Revista dominical


El encanto del desierto de La Guajira

EL UNIVERSAL

26 de julio de 2015 12:00 AM

Por MARUJA PARRA

Hay que ir a La Guajira. Uno no se imagina la belleza que guarda el desierto y la península de la Guajira. El Cabo de la Vela es un lugar maravilloso que amerita conocerlo. Llegar allí  permite reconciliarse con el silencio del mundo.  Es una puerta que propicia la serenidad interior, en un ambiente  entre montañas y agua. Allí los atardeceres son deslumbrantes.
Riohacha es la primera estación. Es un punto ineludible en donde encontrarás a las indígenas Wayú elaboran sus mochilas de colores que, entre hilos y figuras geométricas, guardan historias ancestrales.
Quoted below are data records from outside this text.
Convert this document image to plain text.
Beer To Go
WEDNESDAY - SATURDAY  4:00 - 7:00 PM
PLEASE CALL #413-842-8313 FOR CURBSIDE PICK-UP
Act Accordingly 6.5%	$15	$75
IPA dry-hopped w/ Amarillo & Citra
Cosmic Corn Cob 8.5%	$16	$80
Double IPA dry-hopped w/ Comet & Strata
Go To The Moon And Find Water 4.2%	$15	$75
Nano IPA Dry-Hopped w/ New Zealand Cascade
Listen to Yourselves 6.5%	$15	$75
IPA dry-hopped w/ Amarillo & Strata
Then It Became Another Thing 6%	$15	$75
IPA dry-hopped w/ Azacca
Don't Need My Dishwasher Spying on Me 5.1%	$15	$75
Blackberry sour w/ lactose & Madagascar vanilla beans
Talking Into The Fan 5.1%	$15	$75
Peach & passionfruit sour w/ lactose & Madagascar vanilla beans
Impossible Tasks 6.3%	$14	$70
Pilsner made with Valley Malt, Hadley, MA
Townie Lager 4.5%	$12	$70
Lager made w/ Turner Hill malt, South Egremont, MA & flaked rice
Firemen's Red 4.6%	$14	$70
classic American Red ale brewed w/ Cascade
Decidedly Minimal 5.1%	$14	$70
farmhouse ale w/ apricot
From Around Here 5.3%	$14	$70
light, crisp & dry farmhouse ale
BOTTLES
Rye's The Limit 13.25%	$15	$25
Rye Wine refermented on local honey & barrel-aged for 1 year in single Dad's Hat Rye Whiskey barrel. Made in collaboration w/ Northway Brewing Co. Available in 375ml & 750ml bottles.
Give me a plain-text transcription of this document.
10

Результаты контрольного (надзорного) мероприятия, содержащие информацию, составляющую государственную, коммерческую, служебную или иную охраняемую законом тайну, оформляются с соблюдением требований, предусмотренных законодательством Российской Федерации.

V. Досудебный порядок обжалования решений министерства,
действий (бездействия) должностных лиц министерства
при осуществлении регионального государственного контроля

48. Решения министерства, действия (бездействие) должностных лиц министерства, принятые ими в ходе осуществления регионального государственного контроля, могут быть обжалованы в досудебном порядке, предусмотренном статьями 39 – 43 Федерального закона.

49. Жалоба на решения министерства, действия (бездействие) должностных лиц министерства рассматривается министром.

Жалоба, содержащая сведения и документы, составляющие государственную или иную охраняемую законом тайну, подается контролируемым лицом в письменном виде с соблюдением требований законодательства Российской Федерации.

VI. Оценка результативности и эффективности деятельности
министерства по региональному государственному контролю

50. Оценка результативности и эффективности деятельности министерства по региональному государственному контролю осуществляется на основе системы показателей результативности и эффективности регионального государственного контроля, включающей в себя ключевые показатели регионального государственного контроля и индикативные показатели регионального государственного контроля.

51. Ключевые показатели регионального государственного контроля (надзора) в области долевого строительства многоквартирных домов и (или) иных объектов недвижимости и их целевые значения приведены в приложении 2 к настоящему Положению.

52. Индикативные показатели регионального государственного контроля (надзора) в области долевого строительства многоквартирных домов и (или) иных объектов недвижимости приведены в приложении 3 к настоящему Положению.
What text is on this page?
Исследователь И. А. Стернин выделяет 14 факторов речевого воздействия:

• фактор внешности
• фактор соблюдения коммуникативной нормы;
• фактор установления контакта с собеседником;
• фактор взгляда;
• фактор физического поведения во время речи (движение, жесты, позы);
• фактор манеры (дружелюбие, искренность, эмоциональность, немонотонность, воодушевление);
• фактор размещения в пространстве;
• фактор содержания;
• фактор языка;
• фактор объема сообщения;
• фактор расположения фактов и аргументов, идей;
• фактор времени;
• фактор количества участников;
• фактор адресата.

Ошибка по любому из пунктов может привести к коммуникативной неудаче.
Es un trabajo hecho a mano con tanta creatividad que turistas y propios quieren tener una.
Ir a Riohacha y no llevarse una mochila, una hamaca o una manta Guajira es imperdonable.
El viaje sigue hacia las rancherías o asentamientos indígenas de la Guajira. Es un lugar fascinante, en que los Wayú viven según sus costumbres antiguas. Se pintan el rostro, cocinan el chivo o carnero con arroz de frijol, platanito y queso de cabra, plato muy tradicional que acompañan con chicha de maíz.
Los Wayú son anfitriones excepcionales, les place hablarle a los turistas de su cultura. Entre mitos, leyendas y una danza típica, la Yonna, se vive un momento místico que queda en la  memoria.  A sus visitantes los hacen participar de su baile, los visten y les pintan la cara para que se sientan parte de sus rituales.
Observar el cielo azul, la pureza de la arena de la playa, el mar aguamarina, las cabras corriendo y el tren que pasa en medio del desierto,  es como una acuarela que cobra vida ante tus ojos.
De camino al Cabo de la Vela, el viaje es singular. El inmenso mar, los cactus, la arena amarillenta y rojiza del desierto que se pega en la piel de los niños sudorosos que corren al lado de los vehículos pidiendo agua y las indias con sus vestidos típicos, son un realismo mágico que parece no tener fin.
Al caer la tarde, el plan ideal es visitar el faro. Desde ahí se aprecia un ocaso deslumbrante, lleno de colores vibrantes, que se matizan con la brisa fría que roza el cuerpo mientras el sonido del viento nos eleva los pensamientos, una fotografía romántica que nos regala la geografía colombiana.
Otro lugar al que no se puede dejar de ir es el Pilón de Azúcar, donde se puede observa la unión del desierto con el mar.
En la noche, bajo las estrellas, las rancherías invitan a disfrutar del susurro de las olas del mar. Es un momento para evocar los recuerdos y narrar historias en una dualidad de alegría y nostalgia.  Al amanecer el regalo de la naturaleza es un bello horizonte que nos da esperanzas. Los rostros alegres de los Wayú y la luz del sol confirman que es una nueva oportunidad que la vida nos brinda para ser felices.